One might read the premise of “Fighting With My Family” and dismiss it as a warm, fuzzy family story wrapped up in the artificiality of professional wrestling and the spectacle of the WWE.
OK, it’s all that, but it’s also a lot more. Writer-director Stephen Merchant, the co-creator of “The Office,” has crafted a smart, funny, sharp and emotionally charged story about family ties, the business of sports entertainment, and an underdog tale of pushing through self-doubt. It’s a winner, in more ways than one.
The family in question is the Bevis family of Norwich, England, which runs a scruffy pro wrestling franchise that sets up in bars and other dives across England. Everyone wrestles in this family: Dad (Nick Frost), Mum (Lena Headey), big brother Zak (Jack Lowden) and little sister Saraya-Jade (Florence Pugh) — whose wrestling name is Britani Knight. When the family sends an audition tape to the WWE, they get a call from talent scout and coach Hutch Morgan (Vince Vaughn), who invites Zak and Saraya-Jade to try out when the WWE is in London.
Morgan tells the auditioning wrestlers that the WWE isn’t just looking for athleticism, but for that “spark.” Pro wrestling is “soap opera in spandex,” and the ability to please a crowd is as important as the strength to throw another wrestler to the ground. (Talking about the importance of pleasing the crowd in a crowd-pleaser movie is meta-storytelling at its finest.)

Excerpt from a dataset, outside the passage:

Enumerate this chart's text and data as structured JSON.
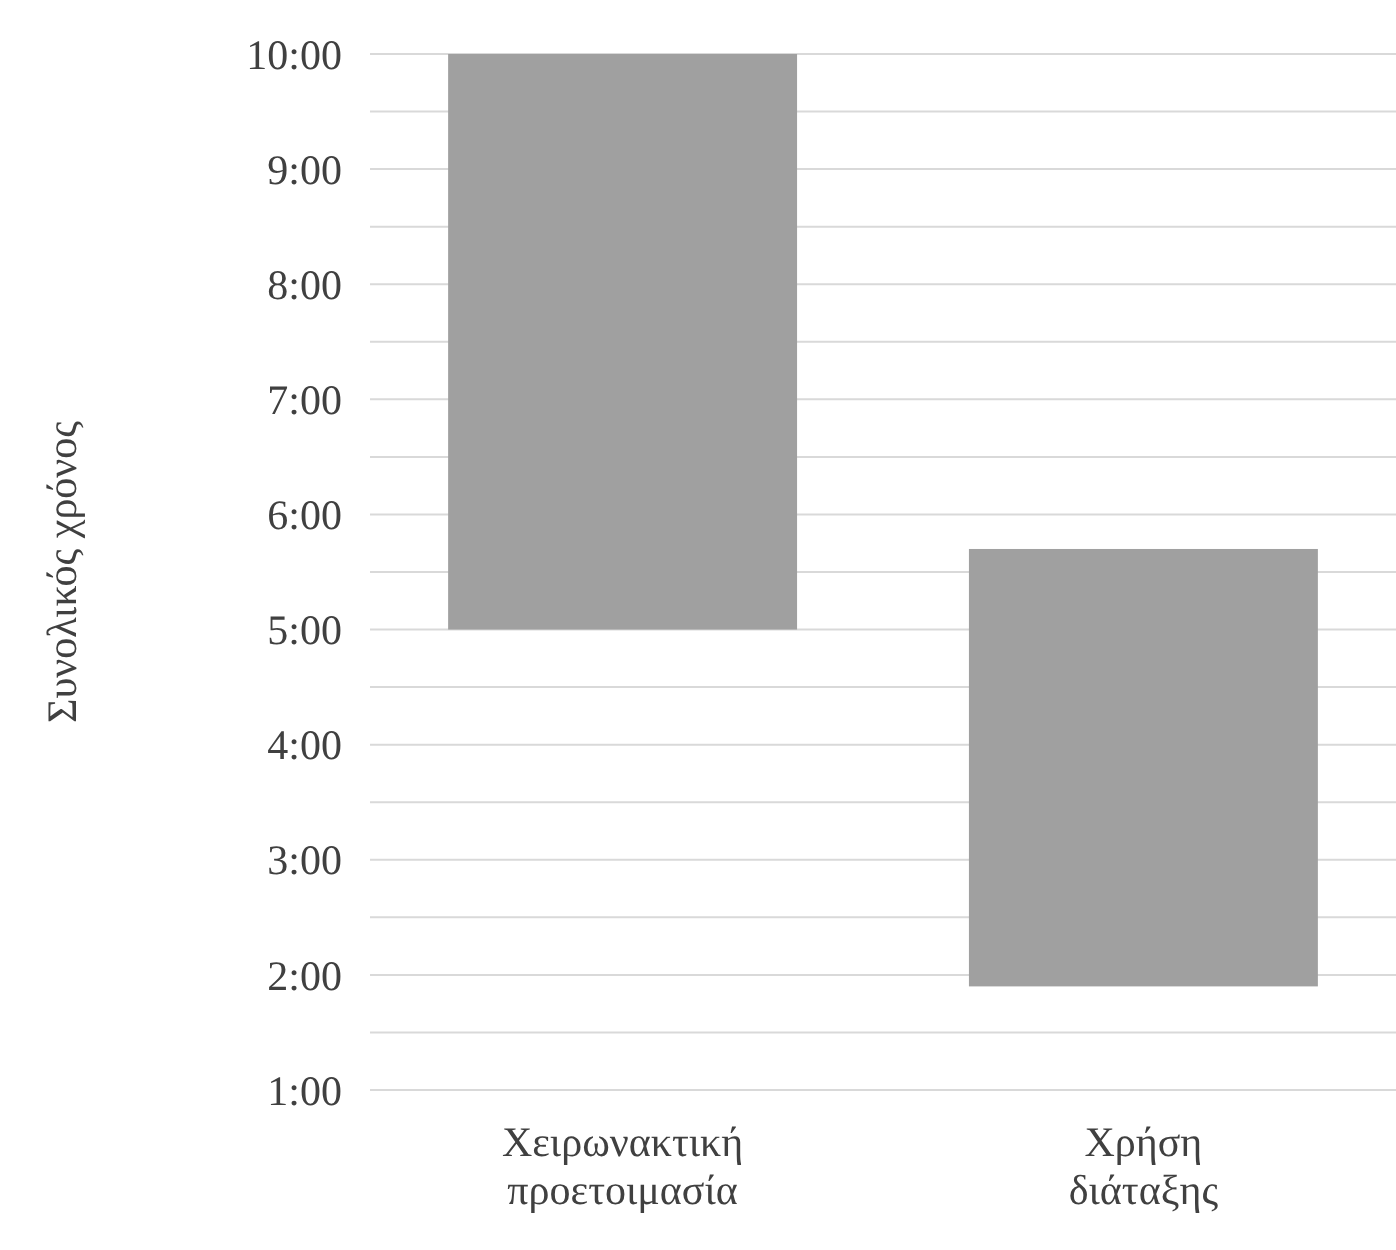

Saraya-Jade, who takes the name Paige (from Rose McGowan’s character in “Charmed”) because WWE already has a Britani, turns out to have that “spark,” in Morgan’s view. She’s the only one Morgan picks to go to Florida to train in WWE’s NXT development program — which is a blow to Zak’s ego, and his lifelong dream of joining the WWE.
The rest of the movie follows Saraya-Jade’s, er, Paige’s struggle to make it through the NXT, discover her identity as a wrestler, and follow the advice of Dwayne “The Rock” Johnson (who appears as himself because who else could play him) to be authentic: “Don’t be the next me, be the first you.” Pugh, who burst on the scene in the intense “Lady Macbeth,” proves herself a star here, handling the comic and serious moments beautifully.
Merchant paces “Fighting With My Family” incredibly well, shifting deftly from dreary Norwich to sunny Florida, and finding the humor and heart of the Bevis family’s unique form of tough love.